Item 5.02 | Departure of Directors or Certain Officers; Election of Directors; Appointment of Certain Officers; Compensatory Arrangements of Certain Officers. |
On March 30, 2021, the Executive Compensation and Human Resources Committee (the “Compensation Committee”) of the Board of Trustees (the “Board”) of Pennsylvania Real Estate Investment Trust (the “Company”) took several actions regarding executive compensation.
2021 Annual Incentive Plan
The Compensation Committee approved the Company’s 2021 annual cash incentive plan for employees at the level of director or above. The Company’s Chief Executive Officer, Chief Financial Officer and certain other executive officers (collectively, the “Executive Officers”) are all eligible to receive performance-based bonuses under the plan. Payments pursuant to the plan, if any, will be made after the Company’s results for 2021 are determined.
Under the plan, the Compensation Committee approved threshold (i.e., minimum), target and outperformance (i.e., maximum) annual cash incentive opportunity levels, expressed as a percentage of base salary, that the Executive Officers are eligible to receive.
The level of the award that each of the Executive Officers is eligible to receive will depend upon the Company’s achievement of operating objectives, capital expenditures control, and same-store net operating income growth, as well as a discretionary component.
The following table sets forth the award threshold, target and outperformance levels for the Executive Officers under the plan, expressed as a percentage of base salary:
| | | | | | | | | | | | |
| | Incentive Award Opportunity as a Percentage of Base Salary | |
Name | | Threshold | | | Target | | | Outperformance | |
Joseph F. Coradino | | | 87.5 | % | | | 175 | % | | | 350 | % |
Mario C. Ventresca, Jr. | | | 45 | % | | | 90 | % | | | 180 | % |
Joseph J. Aristone | | | 30 | % | | | 60 | % | | | 120 | % |
Heather I. Crowell | | | 30 | % | | | 60 | % | | | 120 | % |
Andrew M. Ioannou | | | 30 | % | | | 60 | % | | | 120 | % |
Lisa M. Most | | | 30 | % | | | 60 | % | | | 120 | % |
2021-2023 Equity Award Program
The Compensation Committee approved the 2021-2023 Equity Award Program design (the “Program”), under which long term incentive awards may be made to certain key employees.
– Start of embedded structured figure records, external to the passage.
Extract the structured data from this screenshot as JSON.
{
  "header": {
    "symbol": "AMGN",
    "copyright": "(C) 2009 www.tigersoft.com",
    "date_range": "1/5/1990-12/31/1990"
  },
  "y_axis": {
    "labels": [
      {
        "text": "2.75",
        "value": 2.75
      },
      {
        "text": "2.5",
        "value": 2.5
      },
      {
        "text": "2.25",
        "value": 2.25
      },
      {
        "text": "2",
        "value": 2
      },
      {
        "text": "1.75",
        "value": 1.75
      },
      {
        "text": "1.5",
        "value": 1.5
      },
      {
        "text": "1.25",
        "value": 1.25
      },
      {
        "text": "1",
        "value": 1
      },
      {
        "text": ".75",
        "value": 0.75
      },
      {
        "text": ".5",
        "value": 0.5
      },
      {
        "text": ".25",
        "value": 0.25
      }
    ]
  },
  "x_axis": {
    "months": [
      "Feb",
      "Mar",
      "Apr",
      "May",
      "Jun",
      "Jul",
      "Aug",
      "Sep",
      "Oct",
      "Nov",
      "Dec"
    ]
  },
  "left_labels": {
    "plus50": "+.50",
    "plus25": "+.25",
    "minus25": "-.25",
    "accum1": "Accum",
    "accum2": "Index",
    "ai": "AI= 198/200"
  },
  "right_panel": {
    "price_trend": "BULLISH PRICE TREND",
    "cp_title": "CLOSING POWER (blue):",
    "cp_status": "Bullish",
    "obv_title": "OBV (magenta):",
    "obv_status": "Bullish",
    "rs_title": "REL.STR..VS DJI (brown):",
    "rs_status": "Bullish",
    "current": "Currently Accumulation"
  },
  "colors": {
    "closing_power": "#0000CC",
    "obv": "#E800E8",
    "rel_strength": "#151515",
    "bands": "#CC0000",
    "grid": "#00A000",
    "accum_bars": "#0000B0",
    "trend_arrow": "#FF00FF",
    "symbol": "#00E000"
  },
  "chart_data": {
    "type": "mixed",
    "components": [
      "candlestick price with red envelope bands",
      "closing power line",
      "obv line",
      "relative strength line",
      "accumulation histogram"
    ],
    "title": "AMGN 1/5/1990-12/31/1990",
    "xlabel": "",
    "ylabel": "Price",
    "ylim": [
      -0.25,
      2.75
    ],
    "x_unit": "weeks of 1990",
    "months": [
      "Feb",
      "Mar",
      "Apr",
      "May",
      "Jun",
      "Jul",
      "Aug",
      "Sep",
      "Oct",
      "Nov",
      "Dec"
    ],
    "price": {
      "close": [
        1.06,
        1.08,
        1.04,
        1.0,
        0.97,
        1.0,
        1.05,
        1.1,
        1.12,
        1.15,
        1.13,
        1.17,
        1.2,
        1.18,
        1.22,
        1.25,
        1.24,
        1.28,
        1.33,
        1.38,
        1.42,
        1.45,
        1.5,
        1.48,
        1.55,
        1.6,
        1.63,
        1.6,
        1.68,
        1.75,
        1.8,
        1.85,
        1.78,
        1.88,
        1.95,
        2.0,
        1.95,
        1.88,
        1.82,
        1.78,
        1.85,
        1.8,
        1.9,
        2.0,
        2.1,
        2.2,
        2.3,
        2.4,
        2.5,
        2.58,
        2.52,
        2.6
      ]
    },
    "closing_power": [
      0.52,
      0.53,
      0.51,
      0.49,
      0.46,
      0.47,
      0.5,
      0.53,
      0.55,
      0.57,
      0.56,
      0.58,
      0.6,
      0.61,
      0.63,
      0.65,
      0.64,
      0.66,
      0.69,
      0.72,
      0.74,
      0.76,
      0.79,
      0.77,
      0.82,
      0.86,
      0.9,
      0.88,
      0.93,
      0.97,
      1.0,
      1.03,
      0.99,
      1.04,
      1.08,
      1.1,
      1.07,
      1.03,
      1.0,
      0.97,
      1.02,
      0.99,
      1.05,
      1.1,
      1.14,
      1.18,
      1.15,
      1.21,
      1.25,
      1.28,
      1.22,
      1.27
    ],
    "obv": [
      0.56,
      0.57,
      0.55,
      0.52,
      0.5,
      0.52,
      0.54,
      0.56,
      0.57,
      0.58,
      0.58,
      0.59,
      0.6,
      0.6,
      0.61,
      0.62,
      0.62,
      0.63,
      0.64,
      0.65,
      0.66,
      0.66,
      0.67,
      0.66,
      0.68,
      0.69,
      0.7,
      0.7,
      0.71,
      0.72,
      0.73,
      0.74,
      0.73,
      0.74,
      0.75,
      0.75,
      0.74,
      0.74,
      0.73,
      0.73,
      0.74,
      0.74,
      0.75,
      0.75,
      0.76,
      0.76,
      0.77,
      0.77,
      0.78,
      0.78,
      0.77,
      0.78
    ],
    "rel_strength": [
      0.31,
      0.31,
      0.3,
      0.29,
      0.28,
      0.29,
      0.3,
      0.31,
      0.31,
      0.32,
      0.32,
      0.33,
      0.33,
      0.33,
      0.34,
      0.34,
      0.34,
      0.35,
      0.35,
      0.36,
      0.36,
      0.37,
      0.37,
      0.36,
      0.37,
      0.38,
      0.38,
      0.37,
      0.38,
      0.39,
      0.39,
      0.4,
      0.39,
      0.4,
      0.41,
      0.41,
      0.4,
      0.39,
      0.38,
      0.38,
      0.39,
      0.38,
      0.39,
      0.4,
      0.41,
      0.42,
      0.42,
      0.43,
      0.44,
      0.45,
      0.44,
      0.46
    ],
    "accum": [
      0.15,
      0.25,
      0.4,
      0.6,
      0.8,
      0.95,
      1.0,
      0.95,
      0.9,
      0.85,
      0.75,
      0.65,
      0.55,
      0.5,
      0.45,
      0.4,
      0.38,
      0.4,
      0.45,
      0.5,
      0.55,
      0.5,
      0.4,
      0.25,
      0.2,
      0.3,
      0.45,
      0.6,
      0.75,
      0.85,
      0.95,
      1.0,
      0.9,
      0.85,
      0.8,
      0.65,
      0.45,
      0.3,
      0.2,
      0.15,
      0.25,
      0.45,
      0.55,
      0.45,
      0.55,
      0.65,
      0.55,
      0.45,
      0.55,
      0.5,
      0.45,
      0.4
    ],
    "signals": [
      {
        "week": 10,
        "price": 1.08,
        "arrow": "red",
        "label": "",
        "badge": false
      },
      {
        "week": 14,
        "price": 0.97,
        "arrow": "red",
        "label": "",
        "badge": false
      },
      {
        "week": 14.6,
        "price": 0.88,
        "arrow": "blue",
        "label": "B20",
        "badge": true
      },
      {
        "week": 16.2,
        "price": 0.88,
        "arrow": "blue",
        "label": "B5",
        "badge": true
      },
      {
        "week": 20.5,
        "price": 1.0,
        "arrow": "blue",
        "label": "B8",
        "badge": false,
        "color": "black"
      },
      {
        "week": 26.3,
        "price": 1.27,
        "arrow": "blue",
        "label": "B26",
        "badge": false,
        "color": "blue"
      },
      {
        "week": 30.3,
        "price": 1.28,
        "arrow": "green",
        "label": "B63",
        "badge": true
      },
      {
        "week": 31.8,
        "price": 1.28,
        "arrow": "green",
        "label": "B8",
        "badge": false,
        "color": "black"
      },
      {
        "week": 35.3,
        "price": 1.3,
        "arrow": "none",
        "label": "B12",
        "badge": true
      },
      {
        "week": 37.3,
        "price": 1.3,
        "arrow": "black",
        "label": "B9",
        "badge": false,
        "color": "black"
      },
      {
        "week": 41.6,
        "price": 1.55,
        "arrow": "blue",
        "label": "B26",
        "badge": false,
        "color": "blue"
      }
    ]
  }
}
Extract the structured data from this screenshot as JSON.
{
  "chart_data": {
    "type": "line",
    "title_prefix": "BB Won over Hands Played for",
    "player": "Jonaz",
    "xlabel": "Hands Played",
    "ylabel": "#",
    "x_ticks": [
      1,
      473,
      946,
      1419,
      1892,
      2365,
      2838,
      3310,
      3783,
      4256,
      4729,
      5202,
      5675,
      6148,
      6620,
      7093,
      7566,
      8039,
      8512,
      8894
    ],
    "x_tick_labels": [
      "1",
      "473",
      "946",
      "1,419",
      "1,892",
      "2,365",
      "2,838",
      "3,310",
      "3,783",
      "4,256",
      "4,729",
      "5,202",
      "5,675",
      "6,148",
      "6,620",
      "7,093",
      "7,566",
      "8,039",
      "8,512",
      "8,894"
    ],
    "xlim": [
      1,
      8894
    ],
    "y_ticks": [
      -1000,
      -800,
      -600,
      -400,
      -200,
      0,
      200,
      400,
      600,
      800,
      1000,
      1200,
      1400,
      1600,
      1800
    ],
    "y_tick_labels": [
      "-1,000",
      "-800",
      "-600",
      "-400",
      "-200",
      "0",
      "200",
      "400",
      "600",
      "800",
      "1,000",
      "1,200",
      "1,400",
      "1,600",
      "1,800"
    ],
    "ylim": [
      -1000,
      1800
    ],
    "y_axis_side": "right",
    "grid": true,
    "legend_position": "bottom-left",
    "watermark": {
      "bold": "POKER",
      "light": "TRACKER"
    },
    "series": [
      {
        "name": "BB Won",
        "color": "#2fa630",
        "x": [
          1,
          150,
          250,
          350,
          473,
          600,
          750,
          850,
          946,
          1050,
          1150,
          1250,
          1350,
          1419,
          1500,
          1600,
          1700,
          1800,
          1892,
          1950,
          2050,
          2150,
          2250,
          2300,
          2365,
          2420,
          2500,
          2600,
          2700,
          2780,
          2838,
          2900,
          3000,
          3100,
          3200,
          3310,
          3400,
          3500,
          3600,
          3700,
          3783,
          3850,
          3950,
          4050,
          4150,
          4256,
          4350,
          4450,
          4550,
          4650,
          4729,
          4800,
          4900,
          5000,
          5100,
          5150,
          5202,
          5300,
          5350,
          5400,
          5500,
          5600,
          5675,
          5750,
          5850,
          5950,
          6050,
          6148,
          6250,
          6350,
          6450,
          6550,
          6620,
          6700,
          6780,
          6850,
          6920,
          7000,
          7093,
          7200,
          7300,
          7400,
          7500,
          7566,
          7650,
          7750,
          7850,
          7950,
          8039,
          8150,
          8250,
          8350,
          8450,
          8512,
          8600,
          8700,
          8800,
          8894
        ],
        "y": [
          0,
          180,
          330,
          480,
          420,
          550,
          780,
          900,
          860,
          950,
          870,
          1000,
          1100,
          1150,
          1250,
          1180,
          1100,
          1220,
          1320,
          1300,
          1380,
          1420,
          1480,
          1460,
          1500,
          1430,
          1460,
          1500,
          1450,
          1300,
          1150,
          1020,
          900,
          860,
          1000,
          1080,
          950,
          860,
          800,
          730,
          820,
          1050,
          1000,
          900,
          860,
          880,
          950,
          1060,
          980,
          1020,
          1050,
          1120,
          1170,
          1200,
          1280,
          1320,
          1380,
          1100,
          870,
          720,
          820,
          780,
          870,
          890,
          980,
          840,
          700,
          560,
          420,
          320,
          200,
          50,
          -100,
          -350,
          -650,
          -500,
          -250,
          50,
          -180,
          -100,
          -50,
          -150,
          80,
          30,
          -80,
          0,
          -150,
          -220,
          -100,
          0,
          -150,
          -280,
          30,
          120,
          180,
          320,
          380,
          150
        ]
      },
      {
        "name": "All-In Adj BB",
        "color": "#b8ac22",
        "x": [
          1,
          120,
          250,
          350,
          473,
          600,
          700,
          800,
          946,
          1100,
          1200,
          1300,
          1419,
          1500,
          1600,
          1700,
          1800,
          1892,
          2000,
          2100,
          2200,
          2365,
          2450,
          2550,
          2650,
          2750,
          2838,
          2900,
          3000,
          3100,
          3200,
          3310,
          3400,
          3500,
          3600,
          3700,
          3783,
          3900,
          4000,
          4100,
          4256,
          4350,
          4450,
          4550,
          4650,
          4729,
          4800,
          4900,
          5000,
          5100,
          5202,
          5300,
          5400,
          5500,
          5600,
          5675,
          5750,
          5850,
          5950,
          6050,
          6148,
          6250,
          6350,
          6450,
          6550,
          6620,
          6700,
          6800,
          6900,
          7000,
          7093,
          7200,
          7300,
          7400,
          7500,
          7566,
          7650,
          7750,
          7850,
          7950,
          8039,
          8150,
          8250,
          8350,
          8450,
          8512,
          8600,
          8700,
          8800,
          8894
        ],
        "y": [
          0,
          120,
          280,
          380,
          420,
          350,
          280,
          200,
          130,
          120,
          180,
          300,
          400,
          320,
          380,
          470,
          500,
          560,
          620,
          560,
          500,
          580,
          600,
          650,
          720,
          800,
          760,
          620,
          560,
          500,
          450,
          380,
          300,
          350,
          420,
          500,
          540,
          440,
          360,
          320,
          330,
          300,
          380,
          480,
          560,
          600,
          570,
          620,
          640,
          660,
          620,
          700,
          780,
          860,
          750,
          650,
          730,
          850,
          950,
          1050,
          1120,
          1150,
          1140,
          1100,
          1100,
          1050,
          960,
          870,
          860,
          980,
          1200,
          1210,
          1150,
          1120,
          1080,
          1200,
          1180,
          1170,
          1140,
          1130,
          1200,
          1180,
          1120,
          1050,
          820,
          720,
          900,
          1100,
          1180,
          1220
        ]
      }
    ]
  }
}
Having approved the Program, the Compensation Committee made, subject to and effective upon the Board’s approval of the Plan Amendment (defined below), long term incentive plan awards in the form of performance-based restricted share units (“PSUs”) and time-based restricted share units (“RSUs”) to the Company’s Executive Officers, and to certain other employees.
The grants of PSUs and RSUs were made pursuant to the Company’s Amended and Restated 2018 Equity Incentive Plan (as amended, the “2018 Equity Incentive Plan”), as amended by the Plan Amendment (defined below). The 2018 Equity Incentive Plan was filed as Exhibit 10.1 to the Company’s Current Report on Form 8-K filed on May 28, 2020, and is incorporated herein by reference. Amendment No. 1 is filed as Exhibit 10.1 to this Current Report on Form 8-K and is incorporated herein by reference.
Performance-Based PSUs
Under the Program, the number of common shares to be issued by the Company with respect to the PSUs, if any, depends on the Company’s performance in certain operating performance measures and a modification based on total shareholder return (“TSR”) for the three-year period beginning January 1, 2021 and ending on the earlier of December 31, 2023 or the date of a change in control of the Company (the “Measurement Period”).